Assuming a 40 percent impact to Panama Canal East Coast traffic, McShane added, 20 percent of East Coast imports could be disrupted.
Matt Priest, president of the Footwear Distributors and Retailers of America (FDRA), said he expects only a minimal impact on footwear companies stemming from the Panama Canal situation.
“Close to 70 percent of our footwear comes in to the West Coast ports—if we were to prioritize the ports of entry around the country, the West Coast ports have a much more dramatic impact on our industry,” Priest said.
Meanwhile, McShane has already posited that companies such as Steve Madden—which significantly rerouted cargo to the East Coast during the West Coast Ports fiasco—Wolverine and Columbia could be exposed to pressures if the East Coasts ports are disrupted.
CL King & Associates analyst Steve Marotta has already countered — defending his buy-rated Wolverine stock.
“We note that Wolverine’s comprehensive exposure to East Coast ports represents only low-single-digits as a percent of total mix,” Marotta wrote in Aug. 13 note. “Most recently, the West Coast port issue was deftly managed by Wolverine’s tight and pro-active logistics team with negligible adverse effects on shipments to wholesale accounts and company-owned retail units.”
Marotta said he expects the combination of Wolverine’s minimal exposure to East Coast ports and its “proven supply chain strengths” to counter potential 2H15 impacts from the developing situation.
The bigger concerns related to the East Coats ports, Priest said, are the upcoming labor contract negotiations — for the current labor contract that expires in September 2018 — and how any potential unrest could impact the shoes that come in via the East Coast ports.
“Over time, the East Coast ports may take on a larger significance because sourcing is shifting somewhat to Africa and the Western hemisphere,” Priest said.
The American Apparel and Footwear Association (AAFA) has also said that it will be watching Panama for any potential impacts on footwear.
“While most of our footwear comes directly into the West Coast from Asia, some does transit through the Panama Canal.

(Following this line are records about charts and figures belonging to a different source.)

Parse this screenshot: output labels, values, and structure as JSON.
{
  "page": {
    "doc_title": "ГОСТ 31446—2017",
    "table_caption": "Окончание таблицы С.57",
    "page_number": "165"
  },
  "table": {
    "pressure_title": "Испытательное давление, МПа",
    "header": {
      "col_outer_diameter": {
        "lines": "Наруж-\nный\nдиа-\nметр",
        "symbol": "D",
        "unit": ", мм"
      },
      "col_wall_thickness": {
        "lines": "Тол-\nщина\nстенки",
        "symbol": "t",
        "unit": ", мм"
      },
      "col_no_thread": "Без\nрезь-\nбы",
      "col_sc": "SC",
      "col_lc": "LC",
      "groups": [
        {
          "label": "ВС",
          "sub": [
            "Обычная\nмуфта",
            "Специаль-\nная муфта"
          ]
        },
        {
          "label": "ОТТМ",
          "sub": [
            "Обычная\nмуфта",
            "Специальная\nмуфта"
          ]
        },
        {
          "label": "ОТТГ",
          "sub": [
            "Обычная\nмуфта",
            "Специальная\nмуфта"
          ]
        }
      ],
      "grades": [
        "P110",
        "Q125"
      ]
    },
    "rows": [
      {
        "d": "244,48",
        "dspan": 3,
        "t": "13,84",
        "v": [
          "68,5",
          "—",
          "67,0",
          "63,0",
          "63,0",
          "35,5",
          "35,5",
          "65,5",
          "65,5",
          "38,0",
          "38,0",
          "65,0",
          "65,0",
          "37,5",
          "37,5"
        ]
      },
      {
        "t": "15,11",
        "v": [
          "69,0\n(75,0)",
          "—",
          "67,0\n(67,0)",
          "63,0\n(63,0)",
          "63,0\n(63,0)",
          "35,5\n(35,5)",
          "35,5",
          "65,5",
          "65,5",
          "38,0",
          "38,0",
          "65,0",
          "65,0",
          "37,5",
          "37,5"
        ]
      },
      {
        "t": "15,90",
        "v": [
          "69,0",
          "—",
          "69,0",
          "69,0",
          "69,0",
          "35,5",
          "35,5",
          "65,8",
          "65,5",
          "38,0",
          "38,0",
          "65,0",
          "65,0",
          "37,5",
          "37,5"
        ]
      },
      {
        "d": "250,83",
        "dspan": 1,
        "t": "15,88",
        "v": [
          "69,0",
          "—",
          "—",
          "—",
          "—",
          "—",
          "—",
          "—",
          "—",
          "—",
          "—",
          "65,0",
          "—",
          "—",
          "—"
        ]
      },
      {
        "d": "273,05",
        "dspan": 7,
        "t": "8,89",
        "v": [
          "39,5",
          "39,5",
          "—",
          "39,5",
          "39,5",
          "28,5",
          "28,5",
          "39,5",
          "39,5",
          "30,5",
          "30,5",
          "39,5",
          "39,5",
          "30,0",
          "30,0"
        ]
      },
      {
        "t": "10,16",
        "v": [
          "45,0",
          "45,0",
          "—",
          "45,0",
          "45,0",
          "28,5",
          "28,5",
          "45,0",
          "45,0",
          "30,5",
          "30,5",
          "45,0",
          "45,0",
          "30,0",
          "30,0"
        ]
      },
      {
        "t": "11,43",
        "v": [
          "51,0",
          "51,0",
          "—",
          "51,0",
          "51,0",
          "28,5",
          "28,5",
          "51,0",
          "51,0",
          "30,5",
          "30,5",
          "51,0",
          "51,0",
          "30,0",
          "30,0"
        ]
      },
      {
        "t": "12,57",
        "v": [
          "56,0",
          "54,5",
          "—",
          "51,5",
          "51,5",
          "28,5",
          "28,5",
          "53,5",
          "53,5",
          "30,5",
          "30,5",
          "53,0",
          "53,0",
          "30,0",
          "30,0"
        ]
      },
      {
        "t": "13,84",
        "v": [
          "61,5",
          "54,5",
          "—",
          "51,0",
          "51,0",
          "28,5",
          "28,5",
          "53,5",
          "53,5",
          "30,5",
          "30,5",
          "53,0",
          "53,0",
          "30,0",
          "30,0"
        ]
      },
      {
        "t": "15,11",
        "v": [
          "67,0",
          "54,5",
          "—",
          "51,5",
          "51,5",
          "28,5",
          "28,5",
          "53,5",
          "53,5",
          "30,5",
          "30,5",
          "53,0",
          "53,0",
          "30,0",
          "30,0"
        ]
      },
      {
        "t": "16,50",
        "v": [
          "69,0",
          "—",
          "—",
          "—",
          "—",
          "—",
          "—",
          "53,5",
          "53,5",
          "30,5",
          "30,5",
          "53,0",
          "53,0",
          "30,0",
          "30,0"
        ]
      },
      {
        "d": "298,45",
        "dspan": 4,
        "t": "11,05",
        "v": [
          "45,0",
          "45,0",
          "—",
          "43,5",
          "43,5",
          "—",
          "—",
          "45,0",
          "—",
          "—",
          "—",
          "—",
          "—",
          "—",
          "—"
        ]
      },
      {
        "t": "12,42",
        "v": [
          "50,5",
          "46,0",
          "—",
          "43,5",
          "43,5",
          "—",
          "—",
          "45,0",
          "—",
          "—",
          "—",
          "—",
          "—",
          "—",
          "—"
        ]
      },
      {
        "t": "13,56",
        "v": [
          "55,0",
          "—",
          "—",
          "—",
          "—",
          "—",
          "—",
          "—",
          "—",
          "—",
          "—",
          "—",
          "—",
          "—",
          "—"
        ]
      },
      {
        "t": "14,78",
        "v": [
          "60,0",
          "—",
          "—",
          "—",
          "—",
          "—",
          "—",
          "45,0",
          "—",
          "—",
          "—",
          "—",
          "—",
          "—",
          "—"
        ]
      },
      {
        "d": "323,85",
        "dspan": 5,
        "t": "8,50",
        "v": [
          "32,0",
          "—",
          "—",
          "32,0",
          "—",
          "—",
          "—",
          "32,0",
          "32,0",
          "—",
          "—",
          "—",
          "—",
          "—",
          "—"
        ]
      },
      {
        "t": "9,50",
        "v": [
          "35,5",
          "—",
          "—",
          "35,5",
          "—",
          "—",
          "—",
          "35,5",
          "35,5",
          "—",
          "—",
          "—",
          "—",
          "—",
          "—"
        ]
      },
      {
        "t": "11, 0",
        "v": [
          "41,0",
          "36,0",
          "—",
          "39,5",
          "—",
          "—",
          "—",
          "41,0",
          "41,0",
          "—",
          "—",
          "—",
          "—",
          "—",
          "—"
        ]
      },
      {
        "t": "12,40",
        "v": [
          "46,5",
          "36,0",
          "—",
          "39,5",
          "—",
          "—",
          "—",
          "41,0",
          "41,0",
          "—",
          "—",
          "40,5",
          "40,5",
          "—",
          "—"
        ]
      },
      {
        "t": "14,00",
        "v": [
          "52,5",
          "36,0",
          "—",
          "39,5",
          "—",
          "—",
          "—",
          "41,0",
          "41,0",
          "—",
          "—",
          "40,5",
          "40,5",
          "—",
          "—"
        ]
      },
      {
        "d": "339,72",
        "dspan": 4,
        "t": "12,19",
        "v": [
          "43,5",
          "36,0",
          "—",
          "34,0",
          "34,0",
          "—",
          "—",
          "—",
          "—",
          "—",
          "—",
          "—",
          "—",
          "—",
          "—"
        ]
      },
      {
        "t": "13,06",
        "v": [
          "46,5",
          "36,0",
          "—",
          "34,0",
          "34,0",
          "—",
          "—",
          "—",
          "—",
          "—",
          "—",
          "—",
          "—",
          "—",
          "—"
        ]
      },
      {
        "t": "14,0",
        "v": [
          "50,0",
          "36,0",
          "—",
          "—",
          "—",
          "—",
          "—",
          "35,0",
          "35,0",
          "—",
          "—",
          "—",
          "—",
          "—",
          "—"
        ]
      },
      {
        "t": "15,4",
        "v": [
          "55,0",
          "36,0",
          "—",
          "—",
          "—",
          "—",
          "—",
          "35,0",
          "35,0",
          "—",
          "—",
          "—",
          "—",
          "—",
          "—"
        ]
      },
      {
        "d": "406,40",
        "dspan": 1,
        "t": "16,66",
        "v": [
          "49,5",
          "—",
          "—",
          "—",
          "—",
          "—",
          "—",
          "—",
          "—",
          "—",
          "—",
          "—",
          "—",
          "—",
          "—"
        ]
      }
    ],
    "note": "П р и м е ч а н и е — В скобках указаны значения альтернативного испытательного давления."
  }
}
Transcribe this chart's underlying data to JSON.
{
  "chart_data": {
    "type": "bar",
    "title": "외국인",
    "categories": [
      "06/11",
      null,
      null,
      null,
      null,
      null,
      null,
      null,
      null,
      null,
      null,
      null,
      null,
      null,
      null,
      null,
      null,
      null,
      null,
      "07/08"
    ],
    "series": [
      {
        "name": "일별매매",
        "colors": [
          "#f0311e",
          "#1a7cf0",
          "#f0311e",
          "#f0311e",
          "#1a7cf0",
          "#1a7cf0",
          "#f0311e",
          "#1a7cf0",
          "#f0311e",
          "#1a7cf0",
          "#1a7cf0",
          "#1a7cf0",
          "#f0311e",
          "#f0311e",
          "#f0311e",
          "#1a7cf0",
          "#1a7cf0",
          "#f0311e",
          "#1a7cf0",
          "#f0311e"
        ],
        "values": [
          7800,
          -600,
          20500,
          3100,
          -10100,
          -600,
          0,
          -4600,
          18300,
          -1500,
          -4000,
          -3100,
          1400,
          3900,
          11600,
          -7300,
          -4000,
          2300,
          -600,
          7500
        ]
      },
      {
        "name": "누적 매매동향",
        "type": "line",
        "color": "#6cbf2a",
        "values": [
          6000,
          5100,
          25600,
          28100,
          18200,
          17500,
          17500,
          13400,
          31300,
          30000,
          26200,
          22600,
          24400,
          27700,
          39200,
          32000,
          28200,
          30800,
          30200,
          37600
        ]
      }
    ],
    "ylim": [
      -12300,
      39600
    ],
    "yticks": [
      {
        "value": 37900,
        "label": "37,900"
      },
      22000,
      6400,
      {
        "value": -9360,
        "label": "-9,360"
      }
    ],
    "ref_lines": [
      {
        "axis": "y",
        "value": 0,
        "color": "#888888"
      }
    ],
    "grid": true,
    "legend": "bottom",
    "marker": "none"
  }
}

Anything that removes capacity in that transit channel creates concerns, particularly as the industry continues to recover from the long term impact of the recent port slowdowns. Moreover, our ports are interconnected; reduced capacity through Panama may push more traffic back to the West Coast,” Steve Lamar, AAFA’s EVP, said. “Though this may not have as big of an impact of something like the West Coast port situation, what’s coming into focus for people – and what the industry has always known – is that the conditions and operations at our ports matter and there are real bottom line impacts.”
The nine-month-long West Coast ports stalemate, stemming from a contract dispute between dockworkers and their employers, climaxed in February just before a resolution was met. During the tumultuous nine months, footwear and apparel companies shouldered losses from late deliveries, air-freight costs and rerouting cargo to the East Coast ports. The impact still lingers into the second quarter and 2H15.
“For the most part, the companies that rerouted cargo to the East Coast ports have returned to their normal operating procedures,” Priest said.